Two teens appear out of nowhere, ransacking a small-town grocery and attacking the police officers who come to investigate. Their clothes are torn and filthy, their hands and bare feet callused, they have fangs. They're sister and brother, alone against the world. Where did they come from? Raised by wolves, they say.
Kai and Holo are taken in by the police chief and his wife, and begin adjusting to life in a small town, attending school and going on dates. But humans, they find, are the most vicious animals. And the mystery of their upbringing brings dark and powerful forces to Kokanee Creek, tearing the town apart and threatening the lives of everyone they love. How will the wolves survive? How will Kai and Holo?
Brief description:
Writer and artist John Bemelmans Marciano is the grandson of Ludwig Bemelmans. John has continued his grandfather's legacy of the Madeline books with Madeline and the Old House in Paris, Madeline at the White House, and Madeline and the Cats of Rome. He is the author of Bemelmans: The Life and Art of Madeline's Creator, and of The Nine Lives of Alexander Baddenfield and The Witches of Benevento books, which were illustrated by Sophie Blackall.

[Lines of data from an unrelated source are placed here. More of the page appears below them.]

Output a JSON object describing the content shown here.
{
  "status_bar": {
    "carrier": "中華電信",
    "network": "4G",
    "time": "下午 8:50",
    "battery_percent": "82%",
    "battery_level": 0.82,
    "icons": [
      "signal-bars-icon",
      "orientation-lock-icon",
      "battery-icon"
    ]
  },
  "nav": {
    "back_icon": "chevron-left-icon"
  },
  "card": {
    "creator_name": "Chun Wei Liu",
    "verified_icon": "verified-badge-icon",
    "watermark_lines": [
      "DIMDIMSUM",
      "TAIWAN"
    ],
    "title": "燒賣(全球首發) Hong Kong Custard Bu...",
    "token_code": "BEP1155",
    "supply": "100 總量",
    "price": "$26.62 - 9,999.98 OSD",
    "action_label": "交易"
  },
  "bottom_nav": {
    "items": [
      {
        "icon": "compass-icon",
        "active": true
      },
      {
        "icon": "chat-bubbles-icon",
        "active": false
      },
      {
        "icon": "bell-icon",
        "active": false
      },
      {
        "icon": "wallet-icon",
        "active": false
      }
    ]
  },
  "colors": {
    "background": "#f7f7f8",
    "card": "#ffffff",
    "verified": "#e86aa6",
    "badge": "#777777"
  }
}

Emily Chenoweth is the author of Hello Goodbye (Random House, 2009), and the ghostwriter of seven young adult novels, two of which were New York Times bestsellers. Since 2012, she has worked with James Patterson, cowriting the novels First Love, The Lost, Humans Bow Down, and an upcoming YA novel, the novellas Little Black Dress, Tell Me Your Favorite Story (forthcoming), and I Funny: School of Laughs, all under the pen name Emily Raymond. Her fiction and essays have appeared in numerous publications and anthologies. She received her MFA from Columbia University in 2003, and worked for several years as a reviews editor at Publishers Weekly.